Гурьев напрягся. Кажется, начинался один из тех разговоров, от которых у него всегда зубы тоской начинало ломить.

— Много?

— Ну, — Денис выдержал паузу. — Есть, в общем.

— Кто? — вопрос был задан тоном, который Шульгин до этого у Гурьева не слышал. — Я слушаю.

— Да Маслаков, — Шульгин аккуратно плюнул на папиросу и сунул окурок в пустую пачку. — Ты его не видал ещё? Парторг наш.

— Ну, на самом деле уже удостоился чести.

— Вот. Его и боятся.

— Такой страшный?

— Мудак он грёбаный, понятно!?

— Понятно. А остальные?

— Ну, что — остальные. Разве против Маслакова можно буром переть?

— Коротко и ясно, — кивнул Гурьев, заканчивая приготовления к трапезе. — Подробности потом. Ты где живёшь, боцман?

— Живу. На Морской.

— От Чердынцевых далеко?

— Шесть дворов, — осклабился Шульгин.

— Ты не лыбься, боцман, — усмехнулся Гурьев. — Я всё про себя и про неё знаю, только слюни распускать не нужно, потому что компота не будет. Давай-ка вздрогнем, — он разлил коньяк.

— Вообще-то я по другим делам, — сознался Шульгин, с подозрением косясь на янтарную жидкость в рюмках. Нет у меня настоящих коньячных рюмок, тоскливо подумал Гурьев. Ни для тебя, ни для себя нет. Господи. Рэйчел. — Но с хорошим человеком — почему же не выпить?

— Ты почему не женат? — продолжая улыбаться, быстро спросил Гурьев.

Шульгин помялся немного и вздохнул. И махнул рукой:

— А! Сначала было не до того.

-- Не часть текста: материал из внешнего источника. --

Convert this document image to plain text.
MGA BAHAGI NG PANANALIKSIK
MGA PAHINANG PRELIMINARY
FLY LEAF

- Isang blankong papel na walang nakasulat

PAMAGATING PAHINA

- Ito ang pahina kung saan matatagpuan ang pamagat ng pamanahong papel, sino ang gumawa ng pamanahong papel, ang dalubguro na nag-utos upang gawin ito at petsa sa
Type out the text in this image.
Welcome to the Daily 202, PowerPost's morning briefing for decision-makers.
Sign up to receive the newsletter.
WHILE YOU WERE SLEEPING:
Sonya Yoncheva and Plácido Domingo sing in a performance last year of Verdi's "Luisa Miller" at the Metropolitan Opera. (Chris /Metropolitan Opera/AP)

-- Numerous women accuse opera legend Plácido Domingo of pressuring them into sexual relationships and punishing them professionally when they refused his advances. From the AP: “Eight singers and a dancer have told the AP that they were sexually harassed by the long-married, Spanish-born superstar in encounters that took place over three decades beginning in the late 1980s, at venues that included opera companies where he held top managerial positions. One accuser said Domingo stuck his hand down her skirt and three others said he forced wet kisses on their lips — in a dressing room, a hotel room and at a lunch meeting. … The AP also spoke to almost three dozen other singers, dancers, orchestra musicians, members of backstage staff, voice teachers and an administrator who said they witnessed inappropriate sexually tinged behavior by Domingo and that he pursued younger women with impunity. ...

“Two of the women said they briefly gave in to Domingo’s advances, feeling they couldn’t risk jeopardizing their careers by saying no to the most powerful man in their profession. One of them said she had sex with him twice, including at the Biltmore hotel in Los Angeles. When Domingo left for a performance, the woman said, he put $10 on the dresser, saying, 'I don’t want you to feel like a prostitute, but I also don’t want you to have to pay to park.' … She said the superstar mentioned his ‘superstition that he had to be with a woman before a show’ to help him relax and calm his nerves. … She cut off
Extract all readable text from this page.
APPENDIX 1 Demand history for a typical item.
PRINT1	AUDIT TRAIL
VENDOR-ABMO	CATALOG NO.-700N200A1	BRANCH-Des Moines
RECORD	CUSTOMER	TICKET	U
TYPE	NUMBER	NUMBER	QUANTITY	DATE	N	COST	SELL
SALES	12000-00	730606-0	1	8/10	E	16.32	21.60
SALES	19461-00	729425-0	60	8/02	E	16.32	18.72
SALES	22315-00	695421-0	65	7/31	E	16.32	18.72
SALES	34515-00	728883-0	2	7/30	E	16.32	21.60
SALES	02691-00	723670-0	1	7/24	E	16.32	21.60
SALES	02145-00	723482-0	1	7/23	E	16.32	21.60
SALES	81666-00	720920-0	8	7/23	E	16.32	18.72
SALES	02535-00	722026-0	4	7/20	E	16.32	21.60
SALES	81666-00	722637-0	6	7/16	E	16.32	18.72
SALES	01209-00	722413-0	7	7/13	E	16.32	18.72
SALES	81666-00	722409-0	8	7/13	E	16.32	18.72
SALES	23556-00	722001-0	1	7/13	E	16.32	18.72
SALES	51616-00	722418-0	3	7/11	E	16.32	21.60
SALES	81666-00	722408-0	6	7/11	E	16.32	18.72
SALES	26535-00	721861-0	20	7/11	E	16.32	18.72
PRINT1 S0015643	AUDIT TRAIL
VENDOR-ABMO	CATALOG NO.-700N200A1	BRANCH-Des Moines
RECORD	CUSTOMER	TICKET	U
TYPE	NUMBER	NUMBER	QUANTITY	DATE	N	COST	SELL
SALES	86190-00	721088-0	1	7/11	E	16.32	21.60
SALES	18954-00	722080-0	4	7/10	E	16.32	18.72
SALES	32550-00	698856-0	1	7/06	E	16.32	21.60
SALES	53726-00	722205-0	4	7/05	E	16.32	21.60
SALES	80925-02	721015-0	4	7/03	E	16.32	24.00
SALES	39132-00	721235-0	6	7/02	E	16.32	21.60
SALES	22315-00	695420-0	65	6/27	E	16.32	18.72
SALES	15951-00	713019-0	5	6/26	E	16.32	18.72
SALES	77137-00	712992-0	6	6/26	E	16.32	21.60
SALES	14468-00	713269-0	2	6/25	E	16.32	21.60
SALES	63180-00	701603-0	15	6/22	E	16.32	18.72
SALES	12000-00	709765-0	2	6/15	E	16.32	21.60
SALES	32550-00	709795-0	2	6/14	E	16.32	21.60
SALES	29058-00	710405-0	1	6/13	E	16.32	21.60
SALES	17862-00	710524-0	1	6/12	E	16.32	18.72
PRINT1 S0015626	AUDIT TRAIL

А потом стало не до этого.

— Ясно, — кивнул Гурьев и, улыбнувшись совсем уже безгранично, хлопнул Шульгина по плечу.

— Дорогая вещь, — опять покосился на коньяк Шульгин. — Ну, поехали.

Они чокнулись и выпили.

— Я не стеснён в средствах, не волнуйся, — Гурьев отправил в рот «гвардейский пыж» — два ломтика сыра, а между ними — кружок лимона без шкурки, и Шульгин, крякнув, ловко собезьянничал.

— А где машинка? — завертел головой Шульгин. — Ну, которая деньги печатает, — И, видя, что Гурьев не собирается отвечать, сменил тему: — А что это за закуска такая хитрая?

— Имени покойного императора Николая Второго, Денис.

— Ага, — немного удивился Шульгин. — Ну, между первой и второй… За что пьём?

— Со свиданьицем, — Гурьев тихонько звякнул своей рюмкой о рюмку Шульгина и медленно выпил.

Денис, напротив, залпом опрокинул в себя напиток и полез пальцами за очередным «пыжом»:

— А ничего, крепкий! Посуда уж вот только мелковата.

— Тепло? — поинтересовался Гурьев.

— После пятой поглядим, — уклонился от прямого ответа Шульгин, набивая рот закуской. — Ты надолго к нам?

— Увидим, — Гурьев быстро изготовил новую порцию закуски и отправил это себе в рот. — Полагаю, да.

— Это хорошо.

— Чему ты так рад, боцман? Думаешь, тебе со мной легко будет?

— А я и не хочу, чтобы легко. Я хочу, чтоб весело было. А с тобой, Кириллыч, видно: уж чего-чего, а вот соскучиться — ну, никак не получится.

— Наблюдательный, — Гурьев облокотился на стол. — Стихами разговариваешь. Но уж очень быстрый ты, Денис. Это мне не подходит.

— Есть самый малый вперёд, — наклонил голову Шульгин. — А чего ждём?

— Мы не ждём, Денис. Мы работаем и готовимся.

— Не понял.

— Это потому, что торопишься. Ты не торопись. Ты наблюдай и думай.

— А Маслаков?

Ага, мы вернулись к нашим баранам, подумал Гурьев. Он снова налил коньяк Денису и себе:

— Маслаков, Маслаков. Что это ты так на него бросаешься?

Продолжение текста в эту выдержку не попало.